Adesso sappiamo che il governo italiano non disdegna l’idea di veder finire qualche giornalista nelle patrie galere. Lo sappiamo, o meglio lo deduciamo, poiché l’Avvocatura dello Stato, chiamata a rappresentare la posizione della presidenza del Consiglio davanti alla Corte Costituzionale, sostiene questa tesi, nero su bianco, nella “memoria difensiva” depositata il 31 marzo 2020 presso la Consulta. 

In quella memoria, l’Avvocatura dello Stato sostiene la legittimità costituzionale delle norme che prevedono la pena detentiva per i giornalisti condannati per diffamazione con l’aggravante del mezzo della stampa e dell’attribuzione di fatto determinato. 

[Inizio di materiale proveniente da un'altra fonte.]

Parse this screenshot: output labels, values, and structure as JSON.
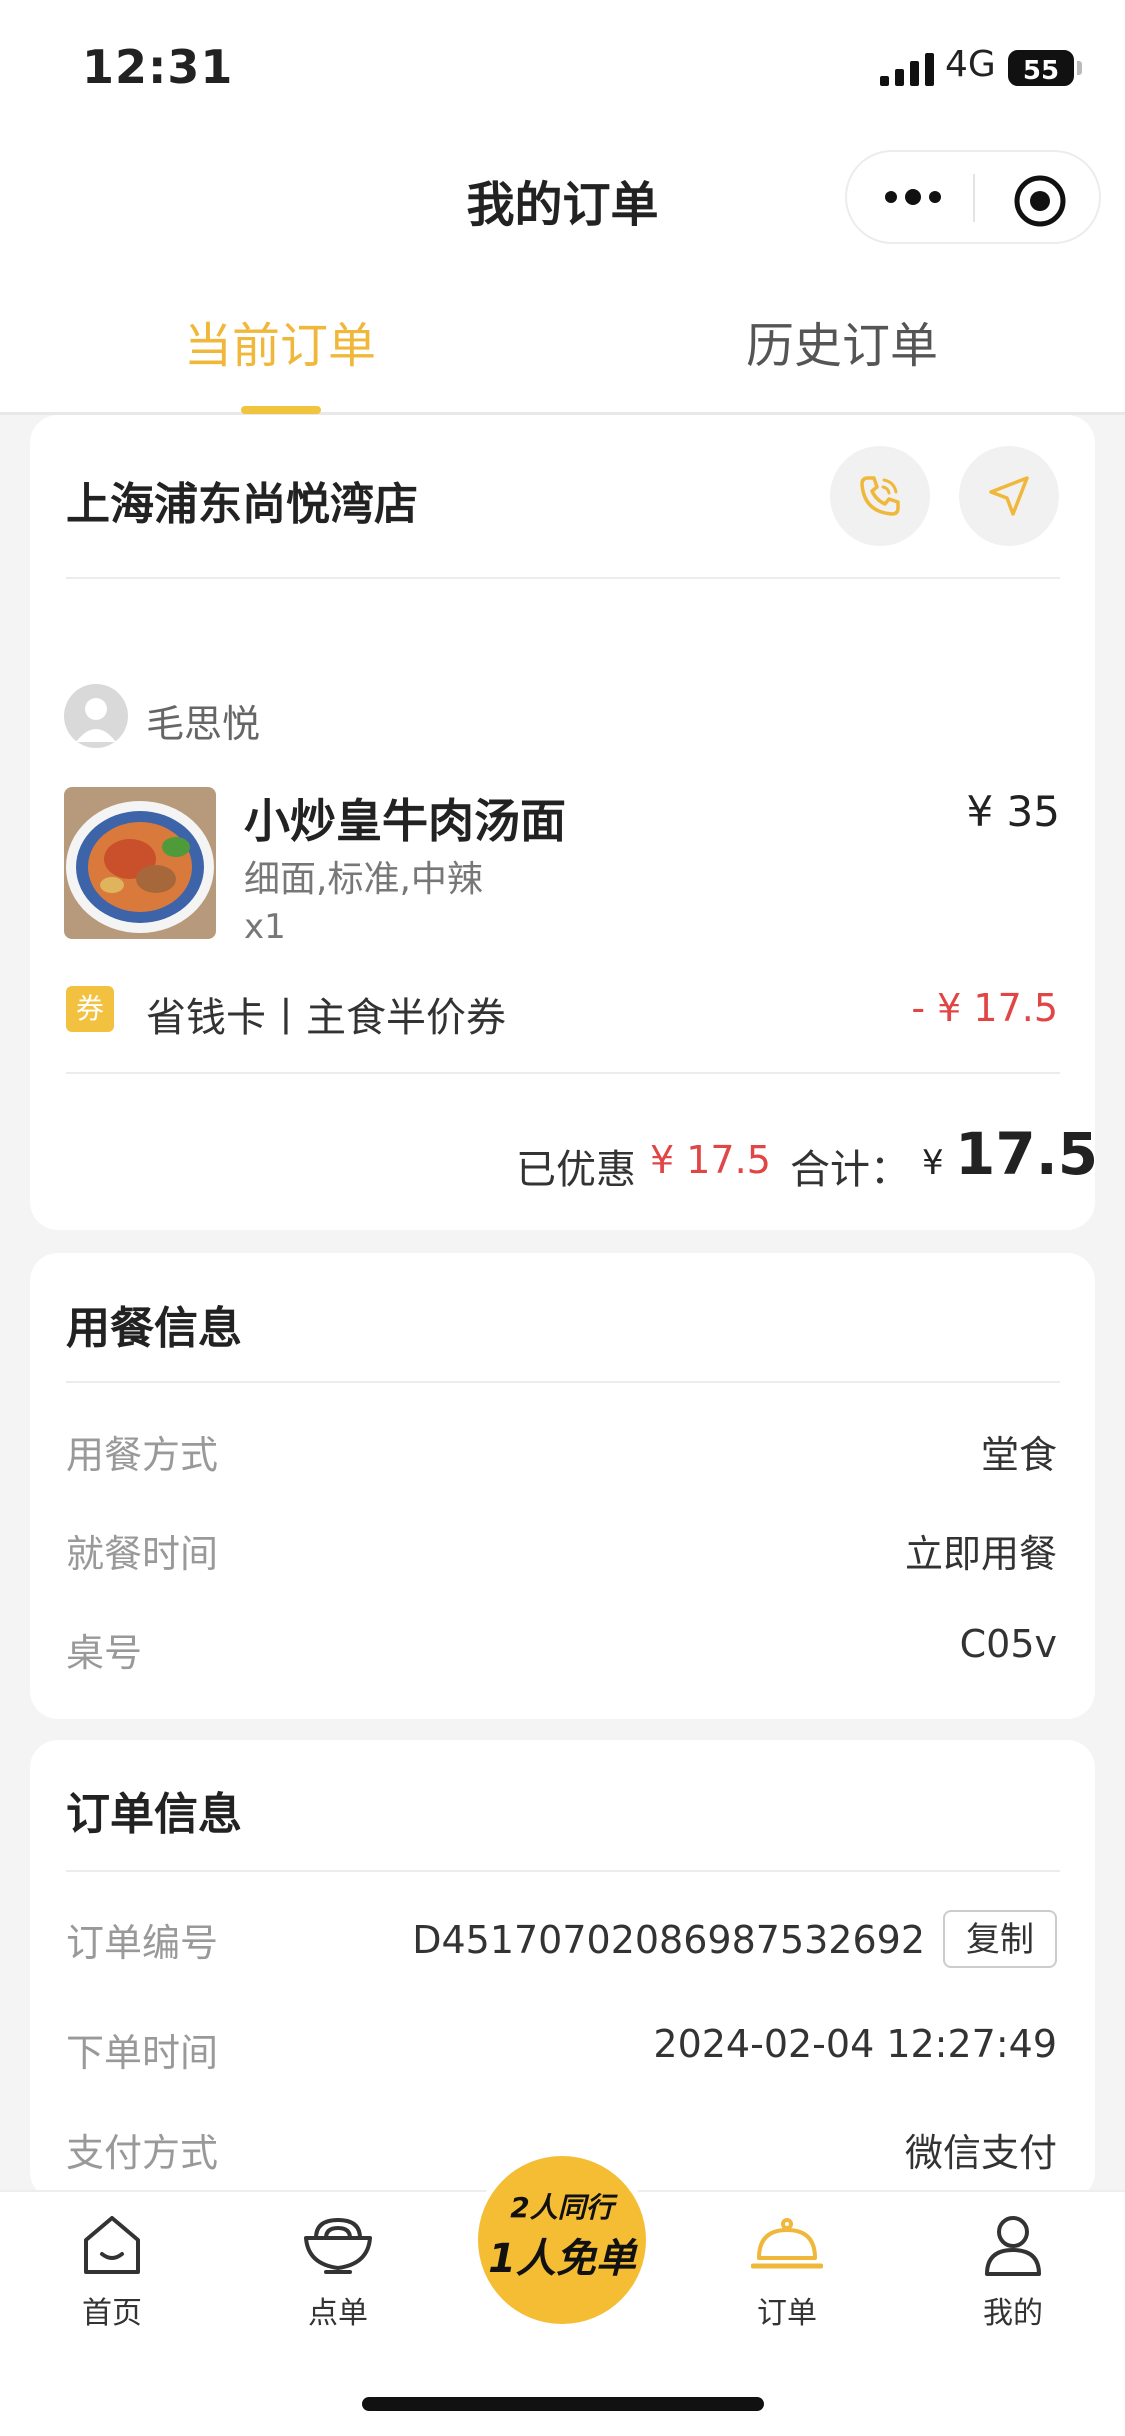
{
  "status_bar": {
    "time": "12:31",
    "network": "4G",
    "battery": "55"
  },
  "header": {
    "title": "我的订单"
  },
  "tabs": [
    {
      "label": "当前订单",
      "active": true
    },
    {
      "label": "历史订单",
      "active": false
    }
  ],
  "order": {
    "store_name": "上海浦东尚悦湾店",
    "user_name": "毛思悦",
    "item": {
      "name": "小炒皇牛肉汤面",
      "price": "¥ 35",
      "spec": "细面,标准,中辣",
      "qty": "x1",
      "image_icon": "beef-noodle-soup-photo"
    },
    "coupon": {
      "badge": "券",
      "text": "省钱卡丨主食半价券",
      "amount": "- ¥ 17.5"
    },
    "summary": {
      "discount_label": "已优惠",
      "discount_amount": "¥ 17.5",
      "total_label": "合计：",
      "currency": "¥",
      "total": "17.5"
    }
  },
  "dining_info": {
    "title": "用餐信息",
    "rows": [
      {
        "label": "用餐方式",
        "value": "堂食"
      },
      {
        "label": "就餐时间",
        "value": "立即用餐"
      },
      {
        "label": "桌号",
        "value": "C05v"
      }
    ]
  },
  "order_info": {
    "title": "订单信息",
    "rows": [
      {
        "label": "订单编号",
        "value": "D45170702086987532692"
      },
      {
        "label": "下单时间",
        "value": "2024-02-04 12:27:49"
      },
      {
        "label": "支付方式",
        "value": "微信支付"
      }
    ],
    "copy_label": "复制"
  },
  "tabbar": {
    "items": [
      {
        "label": "首页",
        "icon": "home-icon"
      },
      {
        "label": "点单",
        "icon": "noodle-bowl-icon"
      },
      {
        "label": "订单",
        "icon": "cloche-icon",
        "active": true
      },
      {
        "label": "我的",
        "icon": "user-icon"
      }
    ],
    "promo": {
      "line1": "2人同行",
      "line2": "1人免单"
    }
  },
  "colors": {
    "accent": "#f0b83a",
    "price_red": "#e04646"
  }
}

È questa, dunque, la posizione del governo Conte su una questione di grande delicatezza? Il presidente dell’Ordine dei Giornalisti, Carlo Verna, lo ha chiesto senza ottenere risposta. Vedremo più avanti se questo silenzio esprime imbarazzo o consenso. È necessario conoscere l’orientamento del presidente del Consiglio dei Ministri su una materia così rilevante per uno Stato democratico. Il procedimento presso la Corte Costituzionale, quando si svolgerà, fornirà un’ulteriore occasione per cambiare o confermare la posizione e ci dirà qual è la fondatezza dell’obiezione di costituzionalità in termini di diritto e di coerenza con i Trattati firmati dall’Italia. 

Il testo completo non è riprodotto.